Compared with patients who were not prescribed an NSAID, the risk of mortality was twice as high among those prescribed diclofenac, 75% higher among those prescribed celecoxib, 70% higher among those prescribed rofecoxib, 31% higher among those prescribed ibuprofen, 22% higher among those prescribed naproxen, and 28% higher among those prescribed other NSAIDs. The number needed to treat to cause one additional death was 9 for rofecoxib, 11 for diclofenac, 14 for celecoxib, 51 for naproxen, and 53 for ibuprofen, indicating that naproxen and ibuprofen were safer than rofecoxib, celecoxib, and diclofenac. Risks were dose dependent, but even low doses of diclofenac, rofecoxib, and celecoxib were associated with an increased risk of mortality. Ibuprofen at a dose of 1200 mg/d or less and naproxen at a dose of 500 mg/d or less were not associated with an increased risk of death. The risk of death associated with NSAID use was comparable in subgroups that at baseline were predicted to have a high or low risk of death. A similar pattern of risk was found for hospitalizations for CHF and myocardial infarction.

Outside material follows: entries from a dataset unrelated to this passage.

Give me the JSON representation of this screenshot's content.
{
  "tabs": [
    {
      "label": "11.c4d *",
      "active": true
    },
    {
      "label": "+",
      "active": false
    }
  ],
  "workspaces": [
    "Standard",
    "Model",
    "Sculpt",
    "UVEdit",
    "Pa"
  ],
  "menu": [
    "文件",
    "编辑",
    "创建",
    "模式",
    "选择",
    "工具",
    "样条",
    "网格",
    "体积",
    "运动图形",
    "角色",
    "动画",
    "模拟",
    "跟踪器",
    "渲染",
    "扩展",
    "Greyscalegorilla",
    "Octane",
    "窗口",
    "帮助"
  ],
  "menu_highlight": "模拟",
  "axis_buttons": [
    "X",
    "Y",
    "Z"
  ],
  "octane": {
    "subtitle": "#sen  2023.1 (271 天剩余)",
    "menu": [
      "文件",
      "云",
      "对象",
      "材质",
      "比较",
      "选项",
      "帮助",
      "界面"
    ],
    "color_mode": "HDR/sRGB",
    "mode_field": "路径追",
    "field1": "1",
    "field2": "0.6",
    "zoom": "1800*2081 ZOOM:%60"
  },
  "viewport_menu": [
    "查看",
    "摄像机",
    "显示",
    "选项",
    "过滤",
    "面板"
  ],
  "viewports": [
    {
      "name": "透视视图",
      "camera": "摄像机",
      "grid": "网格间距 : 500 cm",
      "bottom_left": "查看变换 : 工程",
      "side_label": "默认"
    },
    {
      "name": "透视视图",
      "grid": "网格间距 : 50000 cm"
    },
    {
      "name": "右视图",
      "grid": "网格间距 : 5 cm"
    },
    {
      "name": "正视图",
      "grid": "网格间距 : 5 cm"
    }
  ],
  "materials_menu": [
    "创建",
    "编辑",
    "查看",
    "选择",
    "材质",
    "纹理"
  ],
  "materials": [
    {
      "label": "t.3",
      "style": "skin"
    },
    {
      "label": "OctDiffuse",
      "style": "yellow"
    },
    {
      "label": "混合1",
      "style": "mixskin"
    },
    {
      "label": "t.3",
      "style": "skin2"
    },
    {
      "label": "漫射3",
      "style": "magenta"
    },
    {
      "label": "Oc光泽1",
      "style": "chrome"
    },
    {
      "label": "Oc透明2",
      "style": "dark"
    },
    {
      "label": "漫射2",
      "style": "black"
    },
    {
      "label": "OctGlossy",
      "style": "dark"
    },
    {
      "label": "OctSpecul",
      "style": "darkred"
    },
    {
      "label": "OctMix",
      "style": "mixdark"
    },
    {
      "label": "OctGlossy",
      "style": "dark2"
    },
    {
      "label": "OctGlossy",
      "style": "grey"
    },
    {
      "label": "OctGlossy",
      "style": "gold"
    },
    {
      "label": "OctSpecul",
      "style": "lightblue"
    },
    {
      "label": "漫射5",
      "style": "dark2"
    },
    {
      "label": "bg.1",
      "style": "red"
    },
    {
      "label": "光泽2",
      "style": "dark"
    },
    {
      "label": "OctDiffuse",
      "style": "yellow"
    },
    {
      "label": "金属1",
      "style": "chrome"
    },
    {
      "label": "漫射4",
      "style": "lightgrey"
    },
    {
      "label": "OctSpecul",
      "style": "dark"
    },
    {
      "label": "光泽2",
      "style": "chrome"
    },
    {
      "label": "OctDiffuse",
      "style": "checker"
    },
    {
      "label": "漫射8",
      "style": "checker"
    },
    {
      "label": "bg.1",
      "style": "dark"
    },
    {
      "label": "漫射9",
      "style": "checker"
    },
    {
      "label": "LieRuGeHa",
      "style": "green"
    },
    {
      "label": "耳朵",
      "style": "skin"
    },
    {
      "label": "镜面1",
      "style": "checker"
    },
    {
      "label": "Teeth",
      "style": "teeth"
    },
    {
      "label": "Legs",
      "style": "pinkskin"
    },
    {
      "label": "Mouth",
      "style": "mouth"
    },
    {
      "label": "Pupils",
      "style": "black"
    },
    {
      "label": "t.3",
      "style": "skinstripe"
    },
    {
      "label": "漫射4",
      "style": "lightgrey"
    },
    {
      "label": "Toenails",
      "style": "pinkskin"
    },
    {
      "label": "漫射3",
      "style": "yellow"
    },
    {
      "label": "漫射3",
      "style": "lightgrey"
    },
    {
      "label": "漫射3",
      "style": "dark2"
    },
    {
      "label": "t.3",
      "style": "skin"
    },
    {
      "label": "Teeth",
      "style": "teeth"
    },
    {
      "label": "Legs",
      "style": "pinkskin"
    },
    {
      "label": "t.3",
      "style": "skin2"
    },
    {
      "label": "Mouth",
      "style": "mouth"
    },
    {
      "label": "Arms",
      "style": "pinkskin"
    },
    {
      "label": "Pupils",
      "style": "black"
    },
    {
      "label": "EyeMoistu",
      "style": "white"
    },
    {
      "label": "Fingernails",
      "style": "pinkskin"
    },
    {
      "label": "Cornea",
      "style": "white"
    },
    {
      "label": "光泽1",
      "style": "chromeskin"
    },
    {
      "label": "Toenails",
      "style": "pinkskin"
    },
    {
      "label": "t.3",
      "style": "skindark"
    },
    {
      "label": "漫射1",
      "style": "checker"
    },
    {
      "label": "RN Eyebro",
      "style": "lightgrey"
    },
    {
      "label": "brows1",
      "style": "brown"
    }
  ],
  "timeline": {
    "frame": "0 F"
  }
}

This study is important because it extends the range of complications of NSAID use among patients with CHF to include not only more frequent exacerbations of HF, but also an increased risk of death. The large population-based sample, validated coding of discharge diagnoses, and near-complete data on medication use enhance the validity of the findings. The investigators did not have information on the clinical indications for which NSAIDs were prescribed, raising the question of whether the underlying condition was the true risk factor, rather than the medication itself, or whether the indications for treatment differed among users of different NSAIDs. Only 1.7% of patients had connective tissue disease included among their hospital discharge diagnoses, suggesting that the most common indication for the use of an NSAID was for mechanical musculoskeletal pain. The study did not include a comparison group that received prescriptions for analgesics, which would have helped isolate the associations with mortality and morbidity better to the medications, rather than the condition being treated. The source group of patients had all been hospitalized and had a discharge diagnosis of CHF. We do not know how severe their HF was, how heterogeneous these patients were with respect to their HF, or whether the NSAID-associated risks extend to those with milder HF.
Despite these questions, this study highlights the need to review medication choices for patients with CHF. Although low-dose naproxen or ibuprofen may be safer than other NSAIDs, this study cautions us to consider alternatives to NSAIDs for this group of patients.